BDRY is designed to reflect the daily price movements of the near-dated dry bulk freight futures. The fund offers investors unleveled exposure to dry bulk freight without the need for a futures account. It also provides transparency to investors by listing all its holdings daily. BDRY is designed to reduce the effects of rolling contracts by using a laddered strategy to buy contracts while letting existing positions expire and settle in cash. Finally, the fund is in a commodity pool that issues shares that may be purchased and sold on NYSE Arca.
BDRY is the best performing non-leveraged ETF of 2021. It is +267% year-to-date. With that in mind, what’s happening with dry bulk shipping freight rates?
There has been a rise in dry bulk freight rates, the highest in the last 10 years. Ocean freight rates have risen three-fold in the last six months. The cost of freight from China is up 200%. The world is currently witnessing heightened demand for global shipping for goods, but an ongoing supply-side bottleneck.
The market is also seeing inefficiencies in the supply chain caused by the COVID-19 protocols at various ports. There is a lot of confusion, and each of the ports – especially in the importing countries in the far east – and this tends to change and have stricter protocols on COVID-19. For example, Some ports in China have restricted the number of people who can board the ship.
To discharge a bulk carrier, one needs quite a few people to come on board. It means one must be going to take two-three days extra to discharge the ship. In one voyage, which is 50-100 days, that is to do 4 percent, which is gone in capacity, which means that the market will get tighter.
Earlier in the year, people thought this was a short-term spike in the market, but now people see it as more structural and longer-term.

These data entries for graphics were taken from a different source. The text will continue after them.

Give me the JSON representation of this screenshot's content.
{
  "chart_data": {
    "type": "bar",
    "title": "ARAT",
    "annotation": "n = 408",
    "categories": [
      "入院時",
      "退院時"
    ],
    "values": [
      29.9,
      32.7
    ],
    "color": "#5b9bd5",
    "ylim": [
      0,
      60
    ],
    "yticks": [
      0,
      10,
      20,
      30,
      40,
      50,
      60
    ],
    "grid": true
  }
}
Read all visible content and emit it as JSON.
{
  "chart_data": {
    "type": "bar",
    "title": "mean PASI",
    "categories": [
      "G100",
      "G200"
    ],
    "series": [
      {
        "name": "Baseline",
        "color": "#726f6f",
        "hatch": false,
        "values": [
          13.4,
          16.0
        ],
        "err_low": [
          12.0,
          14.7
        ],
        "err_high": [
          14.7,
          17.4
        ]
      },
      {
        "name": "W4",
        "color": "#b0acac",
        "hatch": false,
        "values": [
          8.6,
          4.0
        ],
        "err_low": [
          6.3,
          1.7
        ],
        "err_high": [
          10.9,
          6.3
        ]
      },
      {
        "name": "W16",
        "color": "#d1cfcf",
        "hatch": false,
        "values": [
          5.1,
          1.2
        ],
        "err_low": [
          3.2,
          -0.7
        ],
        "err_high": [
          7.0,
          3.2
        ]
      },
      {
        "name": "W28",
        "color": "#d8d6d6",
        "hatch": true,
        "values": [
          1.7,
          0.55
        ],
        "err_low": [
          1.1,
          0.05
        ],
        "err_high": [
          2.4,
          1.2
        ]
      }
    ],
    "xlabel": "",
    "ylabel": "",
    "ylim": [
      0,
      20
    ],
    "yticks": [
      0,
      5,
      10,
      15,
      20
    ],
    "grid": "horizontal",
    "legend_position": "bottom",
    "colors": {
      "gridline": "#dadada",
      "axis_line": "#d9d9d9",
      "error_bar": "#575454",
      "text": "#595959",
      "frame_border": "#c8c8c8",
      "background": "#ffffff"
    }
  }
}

Demand for cargoes of raw materials like coal and iron ore has jumped this year, outpacing an expansion of the fleet as economies recover from the ravages of the pandemic. Exacerbating tight vessel supply, Covid-related disruptions have cut how many ships are available, tilting the market further in favor of owners.
As long as a strong commodity market backdrop remains, rates are likely to stay firm. For example, the trend will continue during 2021 as coal imports surge while winter approaches in the Northern Hemisphere. For the mid- to long-term – as long as China’s GDP growth rate continues to grow, the demand for raw materials will keep expanding.